Financial institutions and bond insurers were targeted by cautious investors. The cost of credit protection on insurer AIG and bond insurers such as Ambac Financial Group rose while their stock price tumbled as worries about their exposure to the subprime mortgage market mounted.
Credit default swaps on AIG gapped out 15 basis points to a bid/offer price of 55/60 basis points, according to Scott MacDonald at Aladdin Capital Holdings.
RBS analysts in London noted that AIG has acknowledged a super-senior portfolio of $465 billion at AIG Financial Products at the end of the second quarter, of which $64 billion is backed by subprime. "The scale of the exposure must surely raise eyebrows here," they wrote.

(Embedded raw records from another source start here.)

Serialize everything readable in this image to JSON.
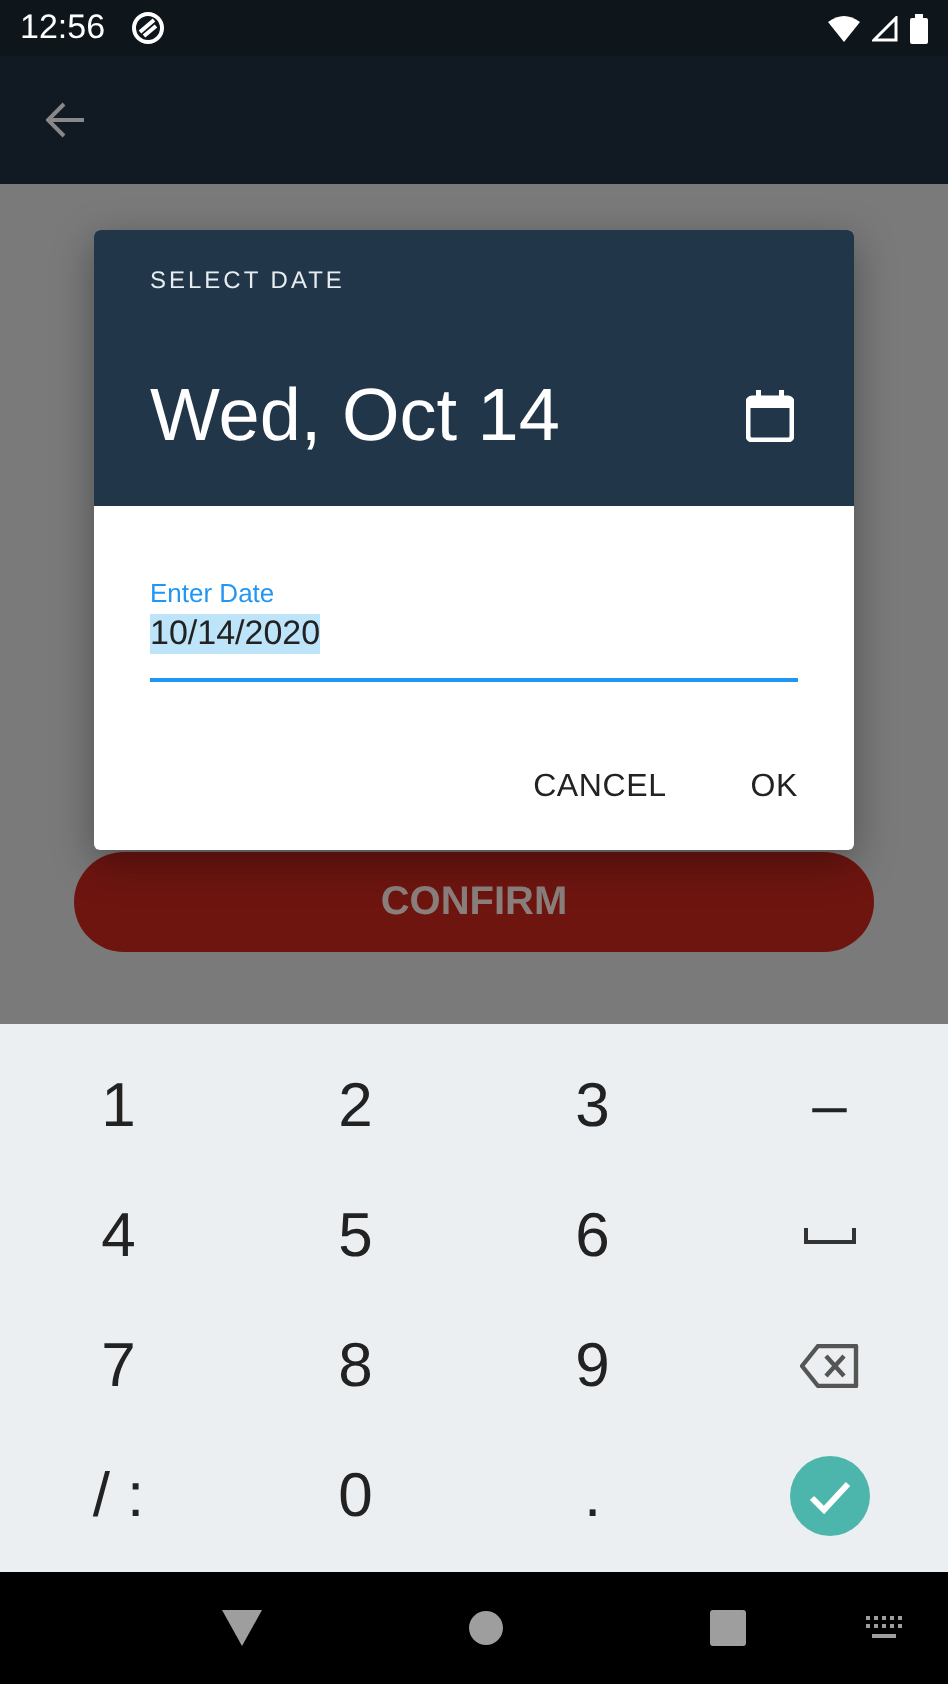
{
  "status_bar": {
    "time": "12:56"
  },
  "page": {
    "confirm_button": "CONFIRM"
  },
  "dialog": {
    "title": "SELECT DATE",
    "date": "Wed, Oct 14",
    "field": {
      "label": "Enter Date",
      "value": "10/14/2020",
      "highlighted": true
    },
    "actions": [
      "CANCEL",
      "OK"
    ]
  },
  "keyboard": {
    "keys": [
      {
        "kind": "text",
        "label": "1"
      },
      {
        "kind": "text",
        "label": "2"
      },
      {
        "kind": "text",
        "label": "3"
      },
      {
        "kind": "text",
        "label": "–"
      },
      {
        "kind": "text",
        "label": "4"
      },
      {
        "kind": "text",
        "label": "5"
      },
      {
        "kind": "text",
        "label": "6"
      },
      {
        "kind": "space"
      },
      {
        "kind": "text",
        "label": "7"
      },
      {
        "kind": "text",
        "label": "8"
      },
      {
        "kind": "text",
        "label": "9"
      },
      {
        "kind": "backspace"
      },
      {
        "kind": "text",
        "label": "/ :"
      },
      {
        "kind": "text",
        "label": "0"
      },
      {
        "kind": "text",
        "label": "."
      },
      {
        "kind": "done"
      }
    ]
  }
}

"The real issue is understanding exactly what the underlying assets are and the structure of the CDO (collateralized debt obligations)— gross exposure alone doesn't really tell us a lot although clearly anything with subprime looks more at risk in the near term," they wrote.
Other bond insurers that saw their credit default swaps widen included Ambac, which have gapped to 365/395 basis points from 345/375 basis points Wednesday, according to Sid Bakst at Robeco Weiss Peck & Greer. The insurer reported worrisome results Wednesday.
But protection on MBIA Inc., whose stock also declined after the insurer marked down the value of its structured portfolio, held steady at 200/220 basis points, compared with 210/230 basis points Wednesday.
Recently, MBIA's share price was down 20%, Ambac was down 18% and AIG's stock was 6.7% lower. Countrywide Financial Corp. was also under pressure ahead of its earnings report Friday— its shares were down 9.1%.